Она закивала головой и взялась за его руку. "Никогда, никуда тебя не отпущу, — пообещал Иосиф. "Ты мне снилась все это время, моя Джо, — он положил ее голову себе на плечо. Джо, все еще всхлипывая, ответила: "Вы мне тоже".

— У меня имя есть, — он рассмеялся и стер слезы с ее лица рукавом своей рубашки. "Меня зовут Иосиф, и я очень люблю одну прекрасную, лучшую в мире упрямицу. Другой такой, как она, нет на всем свете, и это очень хорошо".

— Иосиф, — выдохнула Джо и поцеловала его, так, что он жалобно попросил: "Еще, пожалуйста!"

Над морем кружилась пара альбатросов.

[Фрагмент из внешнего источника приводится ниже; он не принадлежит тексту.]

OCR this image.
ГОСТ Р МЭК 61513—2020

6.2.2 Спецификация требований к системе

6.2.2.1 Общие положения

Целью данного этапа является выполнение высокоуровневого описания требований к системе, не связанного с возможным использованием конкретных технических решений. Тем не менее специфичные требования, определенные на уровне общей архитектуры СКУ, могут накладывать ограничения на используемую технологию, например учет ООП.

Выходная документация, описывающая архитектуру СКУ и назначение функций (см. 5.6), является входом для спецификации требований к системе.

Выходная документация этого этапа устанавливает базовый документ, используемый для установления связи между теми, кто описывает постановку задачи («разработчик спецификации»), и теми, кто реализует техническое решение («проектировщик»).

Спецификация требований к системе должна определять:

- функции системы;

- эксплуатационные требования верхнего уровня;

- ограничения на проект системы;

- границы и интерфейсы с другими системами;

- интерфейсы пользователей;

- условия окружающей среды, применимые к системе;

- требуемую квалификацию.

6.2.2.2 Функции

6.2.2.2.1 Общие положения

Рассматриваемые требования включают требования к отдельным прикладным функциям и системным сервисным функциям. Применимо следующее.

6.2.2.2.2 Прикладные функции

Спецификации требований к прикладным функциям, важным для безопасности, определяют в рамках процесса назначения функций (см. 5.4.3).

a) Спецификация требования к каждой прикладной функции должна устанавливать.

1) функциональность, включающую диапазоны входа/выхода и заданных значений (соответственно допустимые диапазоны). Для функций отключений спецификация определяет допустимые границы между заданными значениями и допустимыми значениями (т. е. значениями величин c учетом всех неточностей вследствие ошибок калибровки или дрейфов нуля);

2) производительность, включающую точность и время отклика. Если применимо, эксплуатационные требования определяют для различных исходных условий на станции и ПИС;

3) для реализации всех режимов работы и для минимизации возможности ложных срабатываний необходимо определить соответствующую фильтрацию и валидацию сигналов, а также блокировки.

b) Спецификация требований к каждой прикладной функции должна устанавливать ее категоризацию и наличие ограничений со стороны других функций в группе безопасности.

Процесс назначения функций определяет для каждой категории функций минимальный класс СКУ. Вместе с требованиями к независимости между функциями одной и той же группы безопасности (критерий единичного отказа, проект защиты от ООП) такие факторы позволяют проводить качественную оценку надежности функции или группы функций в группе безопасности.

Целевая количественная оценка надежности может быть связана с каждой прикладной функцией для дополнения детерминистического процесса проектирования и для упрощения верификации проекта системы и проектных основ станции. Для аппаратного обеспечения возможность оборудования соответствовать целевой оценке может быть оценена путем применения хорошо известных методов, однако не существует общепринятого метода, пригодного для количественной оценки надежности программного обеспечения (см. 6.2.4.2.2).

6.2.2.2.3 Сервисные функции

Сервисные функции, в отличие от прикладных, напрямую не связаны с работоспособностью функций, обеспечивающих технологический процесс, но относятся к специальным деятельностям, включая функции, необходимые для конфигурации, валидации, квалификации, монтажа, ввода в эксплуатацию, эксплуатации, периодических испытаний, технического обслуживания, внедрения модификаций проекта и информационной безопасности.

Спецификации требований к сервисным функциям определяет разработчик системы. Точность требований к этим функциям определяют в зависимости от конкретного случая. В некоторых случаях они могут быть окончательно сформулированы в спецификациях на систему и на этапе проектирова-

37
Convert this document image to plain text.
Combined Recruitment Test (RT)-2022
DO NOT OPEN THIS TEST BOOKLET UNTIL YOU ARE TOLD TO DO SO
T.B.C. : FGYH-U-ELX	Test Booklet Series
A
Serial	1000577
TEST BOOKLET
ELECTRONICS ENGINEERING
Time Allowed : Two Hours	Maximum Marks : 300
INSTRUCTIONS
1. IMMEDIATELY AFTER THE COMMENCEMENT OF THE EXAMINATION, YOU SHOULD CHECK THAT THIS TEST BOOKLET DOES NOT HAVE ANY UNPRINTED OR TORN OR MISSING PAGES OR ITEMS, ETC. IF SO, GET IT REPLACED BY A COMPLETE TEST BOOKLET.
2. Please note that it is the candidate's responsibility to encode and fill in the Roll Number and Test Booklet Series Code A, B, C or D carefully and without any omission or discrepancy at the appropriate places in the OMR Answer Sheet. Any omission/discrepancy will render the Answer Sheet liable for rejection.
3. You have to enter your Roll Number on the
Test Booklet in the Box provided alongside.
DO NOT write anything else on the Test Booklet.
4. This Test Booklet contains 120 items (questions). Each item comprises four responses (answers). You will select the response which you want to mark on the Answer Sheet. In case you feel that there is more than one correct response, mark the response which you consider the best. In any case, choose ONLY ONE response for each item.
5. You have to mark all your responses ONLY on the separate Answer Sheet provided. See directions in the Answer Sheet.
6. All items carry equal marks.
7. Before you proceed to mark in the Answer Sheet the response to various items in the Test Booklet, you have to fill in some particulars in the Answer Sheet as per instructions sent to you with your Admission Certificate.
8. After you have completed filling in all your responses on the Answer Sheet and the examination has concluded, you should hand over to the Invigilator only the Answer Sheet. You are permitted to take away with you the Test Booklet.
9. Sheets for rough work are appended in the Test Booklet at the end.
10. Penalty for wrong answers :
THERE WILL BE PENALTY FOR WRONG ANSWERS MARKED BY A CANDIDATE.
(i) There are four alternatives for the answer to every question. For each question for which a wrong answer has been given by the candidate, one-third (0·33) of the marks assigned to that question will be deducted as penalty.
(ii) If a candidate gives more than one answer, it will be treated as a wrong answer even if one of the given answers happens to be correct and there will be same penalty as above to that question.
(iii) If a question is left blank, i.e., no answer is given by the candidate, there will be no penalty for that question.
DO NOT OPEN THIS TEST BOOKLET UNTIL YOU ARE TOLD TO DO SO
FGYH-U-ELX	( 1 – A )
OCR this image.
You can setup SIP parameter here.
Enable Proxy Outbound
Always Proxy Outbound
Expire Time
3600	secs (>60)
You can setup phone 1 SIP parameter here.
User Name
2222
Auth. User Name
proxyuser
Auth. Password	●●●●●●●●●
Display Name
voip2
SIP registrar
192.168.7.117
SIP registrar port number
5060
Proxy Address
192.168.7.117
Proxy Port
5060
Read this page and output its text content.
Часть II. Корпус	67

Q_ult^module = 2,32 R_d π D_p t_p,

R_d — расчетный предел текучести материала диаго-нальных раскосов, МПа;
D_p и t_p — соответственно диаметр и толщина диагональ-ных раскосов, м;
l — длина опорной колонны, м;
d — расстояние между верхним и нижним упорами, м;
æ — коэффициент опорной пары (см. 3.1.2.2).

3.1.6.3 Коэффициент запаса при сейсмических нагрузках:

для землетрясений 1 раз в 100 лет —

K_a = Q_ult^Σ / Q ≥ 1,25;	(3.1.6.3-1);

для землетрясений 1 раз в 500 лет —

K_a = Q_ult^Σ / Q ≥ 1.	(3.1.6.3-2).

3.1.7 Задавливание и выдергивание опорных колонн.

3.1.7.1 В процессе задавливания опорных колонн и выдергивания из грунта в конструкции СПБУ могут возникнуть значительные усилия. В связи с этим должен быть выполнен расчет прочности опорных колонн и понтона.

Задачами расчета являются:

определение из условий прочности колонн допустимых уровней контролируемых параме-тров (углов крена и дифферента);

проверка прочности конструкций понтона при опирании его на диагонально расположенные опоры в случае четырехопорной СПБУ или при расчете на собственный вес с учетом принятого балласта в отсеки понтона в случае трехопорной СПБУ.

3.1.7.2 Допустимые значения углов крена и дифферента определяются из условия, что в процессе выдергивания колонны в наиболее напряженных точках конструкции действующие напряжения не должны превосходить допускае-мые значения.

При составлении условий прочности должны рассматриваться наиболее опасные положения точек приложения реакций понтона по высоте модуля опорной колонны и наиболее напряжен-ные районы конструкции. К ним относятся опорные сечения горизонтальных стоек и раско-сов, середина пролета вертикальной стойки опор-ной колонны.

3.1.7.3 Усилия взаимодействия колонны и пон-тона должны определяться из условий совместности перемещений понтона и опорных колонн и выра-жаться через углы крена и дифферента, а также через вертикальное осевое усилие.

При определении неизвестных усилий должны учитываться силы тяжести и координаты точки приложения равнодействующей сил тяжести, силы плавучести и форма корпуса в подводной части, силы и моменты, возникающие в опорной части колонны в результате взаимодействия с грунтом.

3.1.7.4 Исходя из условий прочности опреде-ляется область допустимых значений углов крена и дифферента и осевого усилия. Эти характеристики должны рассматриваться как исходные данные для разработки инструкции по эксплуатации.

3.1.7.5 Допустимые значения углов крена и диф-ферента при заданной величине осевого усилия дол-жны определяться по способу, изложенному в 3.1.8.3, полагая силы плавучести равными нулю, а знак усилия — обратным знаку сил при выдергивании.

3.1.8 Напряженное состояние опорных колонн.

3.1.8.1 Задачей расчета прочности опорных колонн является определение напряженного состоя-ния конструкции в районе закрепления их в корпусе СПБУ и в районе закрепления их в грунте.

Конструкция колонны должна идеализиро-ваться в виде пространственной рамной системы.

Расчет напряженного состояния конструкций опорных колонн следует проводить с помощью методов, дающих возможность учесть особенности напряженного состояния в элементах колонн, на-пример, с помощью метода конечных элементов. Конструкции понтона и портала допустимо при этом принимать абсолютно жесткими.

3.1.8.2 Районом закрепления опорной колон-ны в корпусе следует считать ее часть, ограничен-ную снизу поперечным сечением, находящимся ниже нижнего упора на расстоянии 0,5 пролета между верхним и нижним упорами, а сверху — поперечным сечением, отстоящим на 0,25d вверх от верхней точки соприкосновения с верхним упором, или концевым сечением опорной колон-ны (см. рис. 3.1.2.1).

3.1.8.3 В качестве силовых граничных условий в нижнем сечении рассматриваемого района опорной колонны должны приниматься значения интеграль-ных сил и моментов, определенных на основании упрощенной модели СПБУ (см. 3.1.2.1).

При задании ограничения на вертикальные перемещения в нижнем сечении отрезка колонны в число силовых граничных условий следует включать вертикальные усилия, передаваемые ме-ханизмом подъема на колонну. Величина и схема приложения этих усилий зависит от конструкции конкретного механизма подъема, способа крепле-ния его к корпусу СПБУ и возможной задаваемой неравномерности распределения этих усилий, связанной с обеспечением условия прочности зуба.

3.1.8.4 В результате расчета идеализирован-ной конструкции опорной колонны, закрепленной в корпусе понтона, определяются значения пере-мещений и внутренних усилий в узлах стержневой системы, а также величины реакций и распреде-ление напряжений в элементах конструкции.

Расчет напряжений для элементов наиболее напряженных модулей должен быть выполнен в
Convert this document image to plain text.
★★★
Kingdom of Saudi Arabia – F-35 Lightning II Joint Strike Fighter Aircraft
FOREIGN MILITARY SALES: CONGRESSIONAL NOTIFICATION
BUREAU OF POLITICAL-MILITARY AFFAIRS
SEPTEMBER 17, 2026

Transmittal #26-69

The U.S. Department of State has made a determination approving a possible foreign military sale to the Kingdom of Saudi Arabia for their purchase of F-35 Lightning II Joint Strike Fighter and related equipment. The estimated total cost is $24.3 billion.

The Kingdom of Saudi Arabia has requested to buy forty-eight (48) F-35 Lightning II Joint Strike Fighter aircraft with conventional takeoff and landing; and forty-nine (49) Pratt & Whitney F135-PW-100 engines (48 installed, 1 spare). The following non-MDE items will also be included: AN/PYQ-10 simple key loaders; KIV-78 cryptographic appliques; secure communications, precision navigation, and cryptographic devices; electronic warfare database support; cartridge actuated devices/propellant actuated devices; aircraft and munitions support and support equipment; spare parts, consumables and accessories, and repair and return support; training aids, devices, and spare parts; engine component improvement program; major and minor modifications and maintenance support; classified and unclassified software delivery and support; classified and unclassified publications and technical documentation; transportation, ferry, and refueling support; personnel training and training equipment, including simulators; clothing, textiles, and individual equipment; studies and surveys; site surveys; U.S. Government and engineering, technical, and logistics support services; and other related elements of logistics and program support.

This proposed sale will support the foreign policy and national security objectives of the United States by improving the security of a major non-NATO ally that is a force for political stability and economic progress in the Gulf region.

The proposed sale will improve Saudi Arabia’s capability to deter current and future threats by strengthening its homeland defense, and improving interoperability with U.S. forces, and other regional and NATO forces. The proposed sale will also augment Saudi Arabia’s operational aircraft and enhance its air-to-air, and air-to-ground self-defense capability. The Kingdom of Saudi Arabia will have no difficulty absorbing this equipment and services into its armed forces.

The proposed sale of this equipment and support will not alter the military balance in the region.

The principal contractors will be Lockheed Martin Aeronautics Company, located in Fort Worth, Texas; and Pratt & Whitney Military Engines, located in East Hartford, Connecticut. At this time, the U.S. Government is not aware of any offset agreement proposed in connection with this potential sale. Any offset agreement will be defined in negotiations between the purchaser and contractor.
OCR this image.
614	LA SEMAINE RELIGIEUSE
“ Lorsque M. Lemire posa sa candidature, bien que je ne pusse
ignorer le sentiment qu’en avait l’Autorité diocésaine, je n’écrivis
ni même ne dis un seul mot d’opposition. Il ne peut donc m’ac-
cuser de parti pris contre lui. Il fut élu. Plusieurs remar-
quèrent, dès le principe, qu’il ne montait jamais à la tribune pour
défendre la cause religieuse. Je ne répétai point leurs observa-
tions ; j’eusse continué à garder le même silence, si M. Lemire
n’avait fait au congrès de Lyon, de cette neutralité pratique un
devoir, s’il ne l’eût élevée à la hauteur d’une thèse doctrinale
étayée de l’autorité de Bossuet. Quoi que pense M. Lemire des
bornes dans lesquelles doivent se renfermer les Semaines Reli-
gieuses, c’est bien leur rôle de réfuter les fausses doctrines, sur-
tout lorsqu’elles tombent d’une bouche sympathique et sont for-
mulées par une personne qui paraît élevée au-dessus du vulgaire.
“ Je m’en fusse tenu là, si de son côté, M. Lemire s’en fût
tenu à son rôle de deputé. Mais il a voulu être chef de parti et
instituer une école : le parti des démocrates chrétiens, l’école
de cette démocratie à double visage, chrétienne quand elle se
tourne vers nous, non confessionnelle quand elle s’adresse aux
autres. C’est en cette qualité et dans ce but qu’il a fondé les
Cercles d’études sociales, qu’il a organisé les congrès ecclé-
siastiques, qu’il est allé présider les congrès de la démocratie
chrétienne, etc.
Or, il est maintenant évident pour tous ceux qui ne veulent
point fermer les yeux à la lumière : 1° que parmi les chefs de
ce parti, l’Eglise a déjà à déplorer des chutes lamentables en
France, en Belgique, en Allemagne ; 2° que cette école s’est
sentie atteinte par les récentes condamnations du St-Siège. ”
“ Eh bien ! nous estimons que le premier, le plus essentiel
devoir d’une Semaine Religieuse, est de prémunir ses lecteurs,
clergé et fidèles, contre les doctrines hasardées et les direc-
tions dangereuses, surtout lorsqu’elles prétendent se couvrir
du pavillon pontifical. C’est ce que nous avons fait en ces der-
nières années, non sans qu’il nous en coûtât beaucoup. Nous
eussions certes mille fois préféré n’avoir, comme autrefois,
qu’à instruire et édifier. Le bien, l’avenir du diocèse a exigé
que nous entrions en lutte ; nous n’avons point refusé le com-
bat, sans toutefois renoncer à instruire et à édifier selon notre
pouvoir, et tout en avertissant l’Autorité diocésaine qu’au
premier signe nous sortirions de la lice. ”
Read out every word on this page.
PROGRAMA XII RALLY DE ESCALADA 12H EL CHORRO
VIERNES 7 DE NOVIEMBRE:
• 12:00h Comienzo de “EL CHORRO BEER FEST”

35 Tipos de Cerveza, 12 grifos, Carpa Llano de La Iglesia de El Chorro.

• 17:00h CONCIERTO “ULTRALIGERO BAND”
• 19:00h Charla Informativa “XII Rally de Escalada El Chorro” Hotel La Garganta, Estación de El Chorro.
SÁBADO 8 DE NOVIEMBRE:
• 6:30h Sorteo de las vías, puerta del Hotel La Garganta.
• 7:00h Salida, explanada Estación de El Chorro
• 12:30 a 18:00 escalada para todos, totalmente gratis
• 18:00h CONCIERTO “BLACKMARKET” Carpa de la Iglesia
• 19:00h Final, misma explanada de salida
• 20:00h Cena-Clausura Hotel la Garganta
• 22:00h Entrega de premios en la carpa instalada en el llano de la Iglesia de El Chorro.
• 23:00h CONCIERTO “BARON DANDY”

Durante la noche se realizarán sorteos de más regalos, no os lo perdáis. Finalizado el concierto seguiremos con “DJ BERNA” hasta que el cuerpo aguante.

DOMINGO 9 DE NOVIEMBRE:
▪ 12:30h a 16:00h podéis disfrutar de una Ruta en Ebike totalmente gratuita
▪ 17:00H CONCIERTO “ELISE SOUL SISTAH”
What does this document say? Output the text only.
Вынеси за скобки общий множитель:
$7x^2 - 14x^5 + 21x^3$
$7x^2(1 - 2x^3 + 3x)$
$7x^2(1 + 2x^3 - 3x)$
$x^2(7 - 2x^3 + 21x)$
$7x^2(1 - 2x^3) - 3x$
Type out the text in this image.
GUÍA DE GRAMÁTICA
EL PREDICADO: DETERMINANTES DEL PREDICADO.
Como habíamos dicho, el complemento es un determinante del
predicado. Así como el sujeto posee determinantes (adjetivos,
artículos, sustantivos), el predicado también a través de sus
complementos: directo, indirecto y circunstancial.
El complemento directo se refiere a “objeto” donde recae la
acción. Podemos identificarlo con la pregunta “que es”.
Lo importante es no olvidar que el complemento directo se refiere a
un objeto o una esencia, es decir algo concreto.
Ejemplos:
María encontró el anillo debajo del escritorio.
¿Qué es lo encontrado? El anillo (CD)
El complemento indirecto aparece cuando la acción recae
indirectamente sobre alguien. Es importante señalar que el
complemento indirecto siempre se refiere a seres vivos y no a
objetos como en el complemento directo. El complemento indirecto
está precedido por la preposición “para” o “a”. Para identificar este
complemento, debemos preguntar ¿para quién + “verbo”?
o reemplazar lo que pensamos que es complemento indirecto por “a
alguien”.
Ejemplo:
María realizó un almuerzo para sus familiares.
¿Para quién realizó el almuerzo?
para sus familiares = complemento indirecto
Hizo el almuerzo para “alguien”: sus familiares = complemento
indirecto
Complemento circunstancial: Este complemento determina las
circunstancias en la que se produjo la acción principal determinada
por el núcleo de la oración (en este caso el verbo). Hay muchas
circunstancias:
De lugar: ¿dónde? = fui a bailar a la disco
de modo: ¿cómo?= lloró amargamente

Джо, нежась в его руках, следя за курсом корабля, сказала: "Смотри. Обычно они так далеко к северу не залетают. Это к счастью — видеть их. Значит, у нас все будет хорошо".

— Никак иначе и не может быть, — он коснулся губами медвежьего клыка на теплой шее, и смешливо добавил: "Это, наверное, Ворон и донья Эстер, волнуются за нас".

— Все хорошо! — озорно крикнула Джо, помахав рукой птицам. Те встали на крыло, и, пронесшись над мачтами — полетели на юг.

— А теперь, — Иосиф взял ее руки в свои и положил на штурвал, — веди меня за собой, Черная Джо. Хоть на край земли. Или даже дальше.

— Пойдем рядом, — просто сказала Джо и прижалась головой к его груди. "Молния", в свете угасающего солнца, — быстро шла на север, к Англии.